Microsoft arguably didn't see the transformative power of the internet coming and missed the boat with mobile, but the launch of Windows 10 from Microsoft this week shows remarkable clarity and consistency on the future of the internet and the opportunities it creates for marketers.
Micosoft's Windows 10 is a software platform designed to pull content from anywhere onto everything. It's about a single app store with apps that work on every screen. It's about responsive design, where everything is optimized to the user's context. In short, it's about a philosophy of thinking about devices as relatively dumb screens through which we pull optimized content -- it's a world of thinking of media or the devices we use to consume it as a context, not as a channel.
This can have profound effect on marketing. Instead of looking at the world in terms of devices and aligning budgets and ads around specific devices -- whether it's a smartphone, tablet or TV -- marketers can now start to embrace this new world where virtually all media is digital, and start creating ideas around these new contexts for advertising.
Personalized screens create "flow advertising"
As the nature of the internet changes to become a vast cloud of data that our devices reach into and pull content from, something else changes -- the content becomes organized around people, not devices.
We've seen Google
Microsoft is taking this vision further -- now activity on Windows 10 will be remembered across the user's phone, laptop, game console, TV or HoloLens headset. This seems helpful for the moment, but the true potential comes when screens combine to work together. It's this capability that provides a powerful foundation for a new way to think about advertising -- as sequential communication that transcends screens.
I believe that over the next few years we will move from integrated advertising campaigns -- akin to matching luggage where all messages look and feel similar -- to a form of "flow advertising," where stories build over media to move people down the purchase funnel. Perhaps the first few ads perform a brand story on smart TVs; perhaps online videos give more product information and link to a mobile coupon that offers you money off a product. This is a whole new way to think about advertising experiences that wrap around people.
Cortana and predictive advertising
Search engines transformed the internet and allowed us to find what we knew we wanted to find. Retargeting endlessly works to turn this intent into action. But what about things we don't know we want or have yet to ask?
Predictive assistants like Microsoft's Cortana, Google Now, and to a lesser extent Apple's Siri, offer help proactively -- they see where we are, where we need to be, what the weather is like, what the traffic conditions are, and they offer real-time personalized suggestions.
With Windows 10, Cortana now has access to all our data across all our devices and all live information pulled from the web, and it's an assistant that offers people support on mobile, tablet and desktop. If advertising is about the right message at the right time and for the right person, has there ever been a more profound new way to impart messages to people?
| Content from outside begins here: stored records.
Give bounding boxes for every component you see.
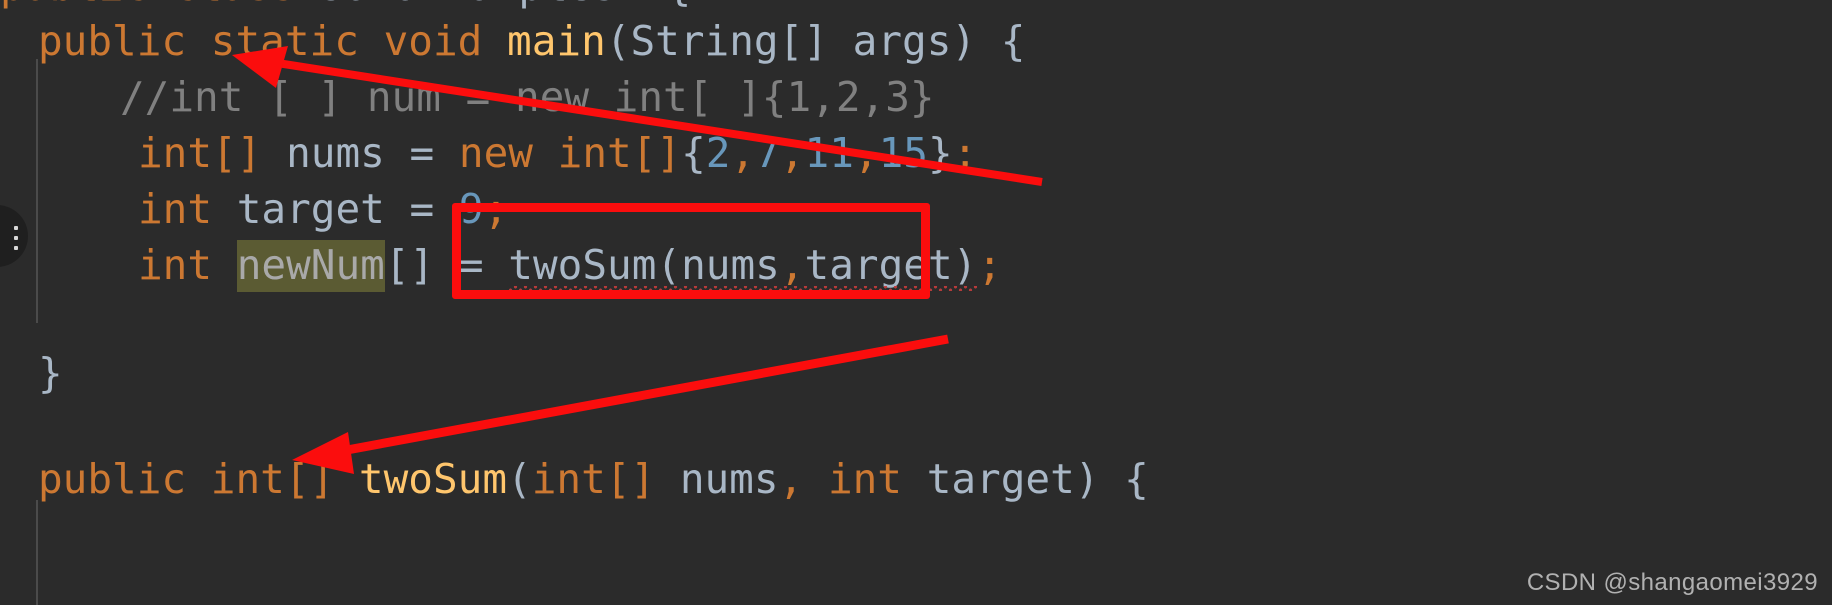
- handle-dot-3: [14, 246, 18, 250]
- variable-target: target: [236, 185, 385, 233]
- code-editor-viewport: public class JavaExamples7 { public stat…: [0, 0, 1832, 605]
- handle-dot-1: [14, 226, 18, 230]
- csdn-watermark: CSDN @shangaomei3929: [1526, 569, 1818, 596]
- array-comma-2: ,: [853, 129, 879, 177]
- paren-close-main: ): [951, 17, 977, 65]
- space-0b: [296, 0, 321, 10]
- variable-newnum-unused-highlight: newNum: [236, 240, 385, 292]
- clipped-keyword: int: [120, 601, 194, 605]
- keyword-public: public: [0, 0, 148, 10]
- type-int-newnum: int: [138, 241, 213, 289]
- clipped-new: new: [490, 601, 564, 605]
- param-comma: ,: [778, 455, 804, 503]
- annotation-red-box-twosum-call: [452, 203, 930, 299]
- brace-open-main: {: [1000, 17, 1026, 65]
- operator-assign-target: =: [409, 185, 435, 233]
- array-value-1: 7: [755, 129, 780, 177]
- semicolon-nums: ;: [952, 129, 978, 177]
- brace-close-array: }: [927, 129, 953, 177]
- array-comma-0: ,: [730, 129, 756, 177]
- param-name-args: args: [852, 17, 952, 65]
- keyword-void: void: [383, 17, 483, 65]
- code-line-main-closing-brace[interactable]: }: [38, 345, 63, 401]
- space-0c: [642, 0, 667, 10]
- keyword-class: class: [173, 0, 296, 10]
- param-type-int-array-nums: int[]: [531, 455, 656, 503]
- array-value-3: 15: [878, 129, 928, 177]
- code-line-commented-array[interactable]: //int [ ] num = new int[ ]{1,2,3}: [120, 69, 935, 125]
- brackets-newnum: []: [384, 241, 435, 289]
- code-line-twosum-declaration[interactable]: public int[] twoSum(int[] nums, int targ…: [38, 451, 1149, 507]
- space-0: [148, 0, 173, 10]
- indent-guide-main-body: [36, 59, 38, 323]
- array-value-0: 2: [705, 129, 731, 177]
- code-text-layer: public class JavaExamples7 { public stat…: [0, 0, 1832, 605]
- operator-assign-nums: =: [409, 129, 435, 177]
- param-type-string-array: String[]: [630, 17, 828, 65]
- paren-close-call: ): [952, 241, 978, 289]
- keyword-static: static: [210, 17, 359, 65]
- handle-dot-2: [14, 236, 18, 240]
- brace-open-class: {: [667, 0, 692, 10]
- paren-open-main: (: [605, 17, 631, 65]
- paren-open-twosum: (: [507, 455, 532, 503]
- semicolon-call: ;: [977, 241, 1003, 289]
- method-name-twosum: twoSum: [358, 455, 508, 503]
- indent-guide-twosum-body: [36, 500, 38, 605]
- keyword-new: new: [458, 129, 533, 177]
- array-value-2: 11: [804, 129, 854, 177]
- paren-close-twosum: ): [1074, 455, 1100, 503]
- param-name-target: target: [926, 455, 1075, 503]
- brace-open-twosum: {: [1124, 455, 1149, 503]
- return-type-int-array: int[]: [210, 455, 335, 503]
- code-line-clipped-bottom[interactable]: int[] result = new int[]{};: [120, 597, 787, 605]
- array-comma-1: ,: [779, 129, 805, 177]
- type-int-target: int: [138, 185, 213, 233]
- code-line-nums-declaration[interactable]: int[] nums = new int[]{2,7,11,15};: [138, 125, 977, 181]
- param-name-nums: nums: [679, 455, 779, 503]
- param-type-int-target: int: [827, 455, 902, 503]
- method-name-main: main: [507, 17, 606, 65]
- keyword-public-main: public: [38, 17, 187, 65]
- class-name-javaexamples7: JavaExamples7: [321, 0, 642, 10]
- variable-nums: nums: [286, 129, 385, 177]
- keyword-public-twosum: public: [38, 455, 187, 503]
- clipped-rest: [] result =: [194, 601, 490, 605]
- code-line-main-signature[interactable]: public static void main(String[] args) {: [38, 13, 1025, 69]
- type-int-array-nums: int[]: [138, 129, 262, 177]
- clipped-tail: int[]{};: [564, 601, 787, 605]
- code-line-class-declaration[interactable]: public class JavaExamples7 {: [0, 0, 691, 14]
- type-int-array-literal: int[]: [557, 129, 682, 177]
- brace-open-array: {: [681, 129, 706, 177]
Voice and gesture-based user interface
Windows 10 will let you log in to your computer just by getting a look at your face in the webcam; Cortana will let you navigate content with your voice; the new Edge browser offers a scribbling mode that lets you annotate webpages; and all Windows devices are optimized for gesture and touch control.
This is a little glance into a world where the internet feels more personal and more tactile -- more like an extension of ourselves: something that serves us and at the same time moves more into the background. Next time we think of apps to create for our clients, or new advertising units, let's consider this immersion -- how do we use voice, gestures, smiles or movements of the phone to control and engage in our communication?
There are times when a new technology shows a glimpse into the future we couldn't imagine before. Apple's iPad showed us a new way to think about personal screens; Apple's Touch ID showed us how the internet could become seamless and secure; and Apple Pay made the potential for frictionless commerce come to life. This time it's Microsoft and Windows 10 that offer an incredible glimpse into the future. Let's start reimagining advertising and marketing for this world.